Cette semaine, avec le concours de scientifiques cubains et norvégiens, l’équipe a réalisé des prélèvements de sédiments dans la baie de La Havane à Cuba. Mardi, le navire solaire repartira à destination de la République Dominicaine et de la Guadeloupe pour poursuivre sa mission. Ambassadeur de solutions écologiques pour la préservation des océans, Race for Water est aussi un outil au service de la transition énergétique, doté d’innovations lui permettant d’être 100% autonome sans avoir recours à des énergies fossiles.

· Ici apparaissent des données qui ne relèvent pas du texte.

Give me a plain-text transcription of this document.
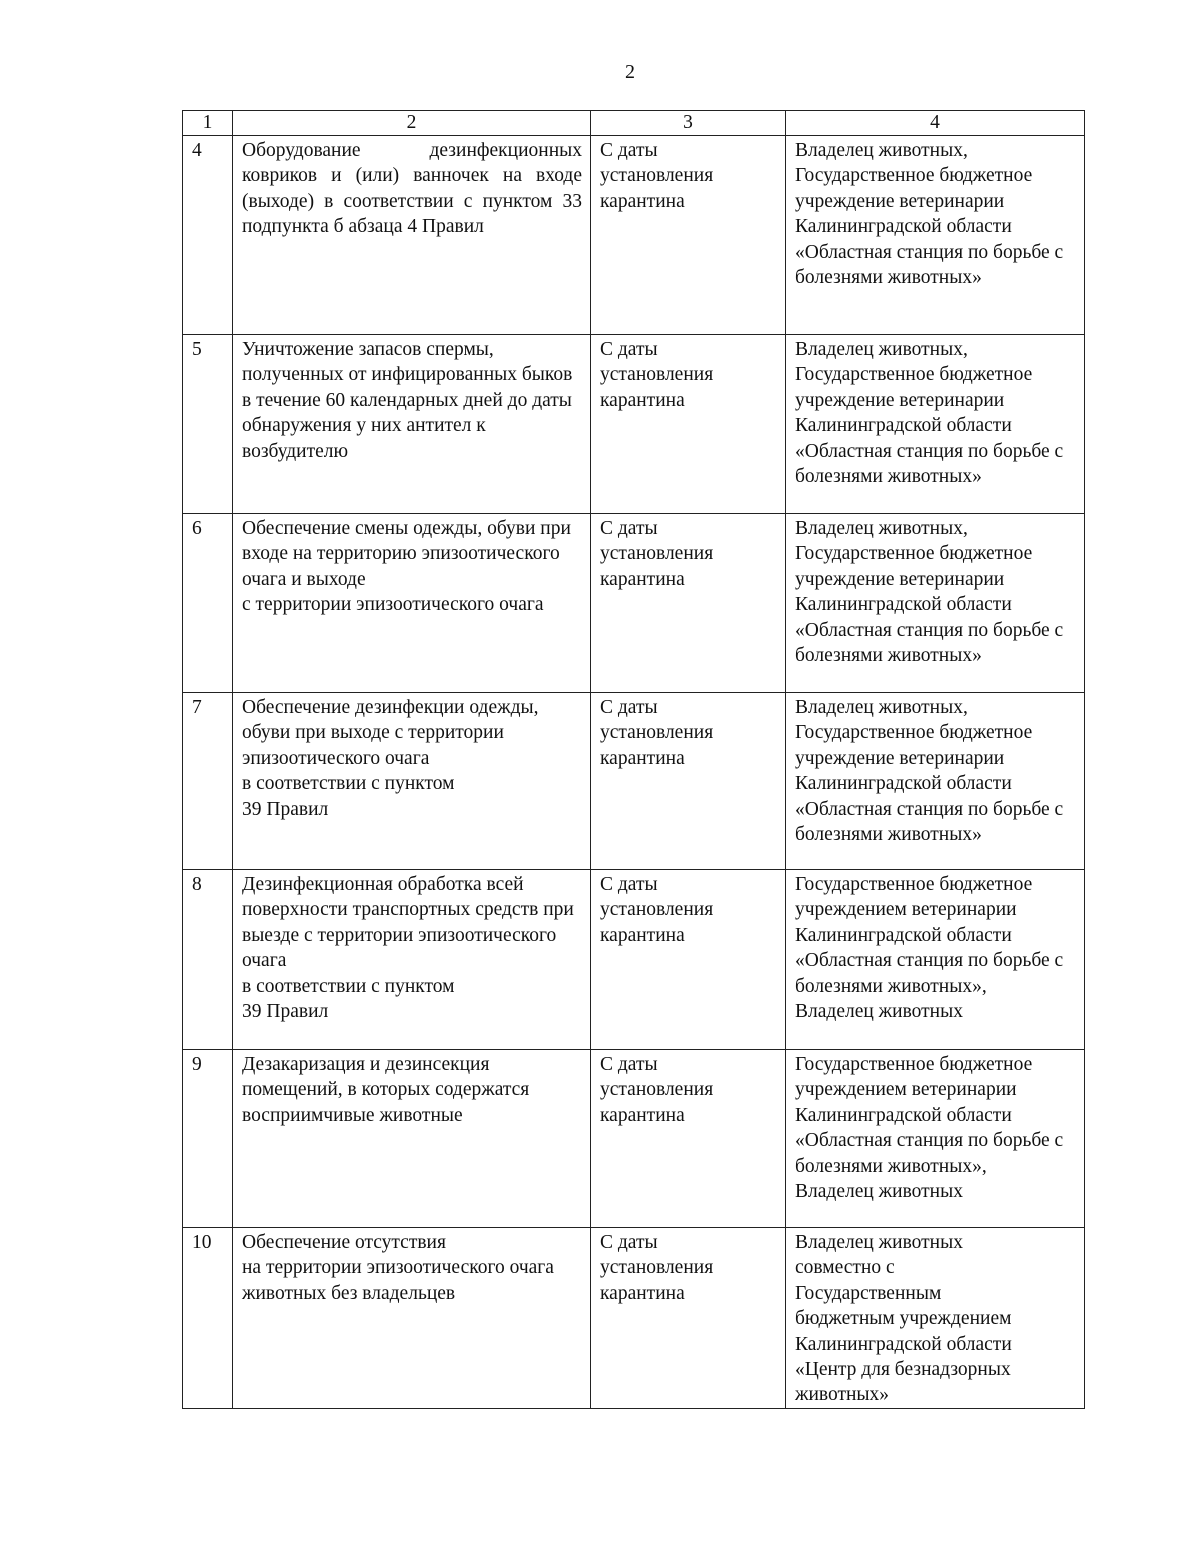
2
1	2	3	4
4	Оборудование дезинфекционных ковриков и (или) ванночек на входе (выходе) в соответствии с пунктом 33 подпункта б абзаца 4 Правил	С даты
установления
карантина	Владелец животных,
Государственное бюджетное учреждение ветеринарии Калининградской области «Областная станция по борьбе с болезнями животных»
5	Уничтожение запасов спермы,
полученных от инфицированных быков в течение 60 календарных дней до даты обнаружения у них антител к возбудителю	С даты
установления
карантина	Владелец животных,
Государственное бюджетное учреждение ветеринарии Калининградской области «Областная станция по борьбе с болезнями животных»
6	Обеспечение смены одежды, обуви при входе на территорию эпизоотического очага и выходе
с территории эпизоотического очага	С даты
установления
карантина	Владелец животных,
Государственное бюджетное учреждение ветеринарии Калининградской области «Областная станция по борьбе с болезнями животных»
7	Обеспечение дезинфекции одежды, обуви при выходе с территории эпизоотического очага
в соответствии с пунктом
39 Правил	С даты
установления
карантина	Владелец животных,
Государственное бюджетное учреждение ветеринарии Калининградской области «Областная станция по борьбе с болезнями животных»
8	Дезинфекционная обработка всей поверхности транспортных средств при выезде с территории эпизоотического очага
в соответствии с пунктом
39 Правил	С даты
установления
карантина	Государственное бюджетное учреждением ветеринарии Калининградской области «Областная станция по борьбе с болезнями животных»,
Владелец животных
9	Дезакаризация и дезинсекция помещений, в которых содержатся восприимчивые животные	С даты
установления
карантина	Государственное бюджетное учреждением ветеринарии Калининградской области «Областная станция по борьбе с болезнями животных»,
Владелец животных
10	Обеспечение отсутствия
на территории эпизоотического очага животных без владельцев	С даты
установления
карантина	Владелец животных
совместно с
Государственным
бюджетным учреждением Калининградской области «Центр для безнадзорных животных»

Ce catamaran à propulsion électrique est équipé de deux moteurs de 60 kW alimentés exclusivement par des énergies propres et renouvelables à l’infini. Les panneaux photovoltaïques transforment le rayonnement solaire en énergie électrique qui est ensuite stocké dans des batteries se trouvant dans les coques du bateau et lui permettant de naviguer de jour comme de nuit. « Même si elles sont très performantes – ce sont les mêmes que celles utilisées dans les sous-marins -, nous manquions de stockage pour conserver l’énergie produite », explique Jean-Marc Normant, directeur technique du projet. Pour augmenter l’autonomie du bateau, l’équipe a notamment travaillé avec une société suisse (SwissHydrogen) qui a développé et réalisé des piles à combustible utilisant l’hydrogène produit par électrolyse.

Le système récupère l’eau de mer qui passe dans un désalinisateur et qui est filtrée. Un électrolyseur sépare ensuite l’oxygène et l’hydrogène qui est comprimé puis stocké dans les 25 bouteilles en carbone à 350 bars de pression. Ces réservoirs permettent de stocker environ 200 kg d’hydrogène qui vont être recombinés avec de l’oxygène présent dans l’air dans des piles à combustible pour générer de l’électricité. « Avec 7.400 kg de batteries à bord, on stocke 750kWh », précise Jean-Marc Normant. « La pile à hydrogène pèse 6.500 kg mais permet de stocker à elle seule 2.800 kWh. Près de quatre fois plus d’énergie ! » En couplant les deux, Race for Water est passé de deux à six jours d’autonomie complète en naviguant à une vitesse de 5 nœuds. « Ce n’est pas plus dangereux que de l’essence ou que n’importe quel carburant classique et c’est une énergie propre, insiste Jean-Marc Normant. C’est l’avenir du stockage électrique ! »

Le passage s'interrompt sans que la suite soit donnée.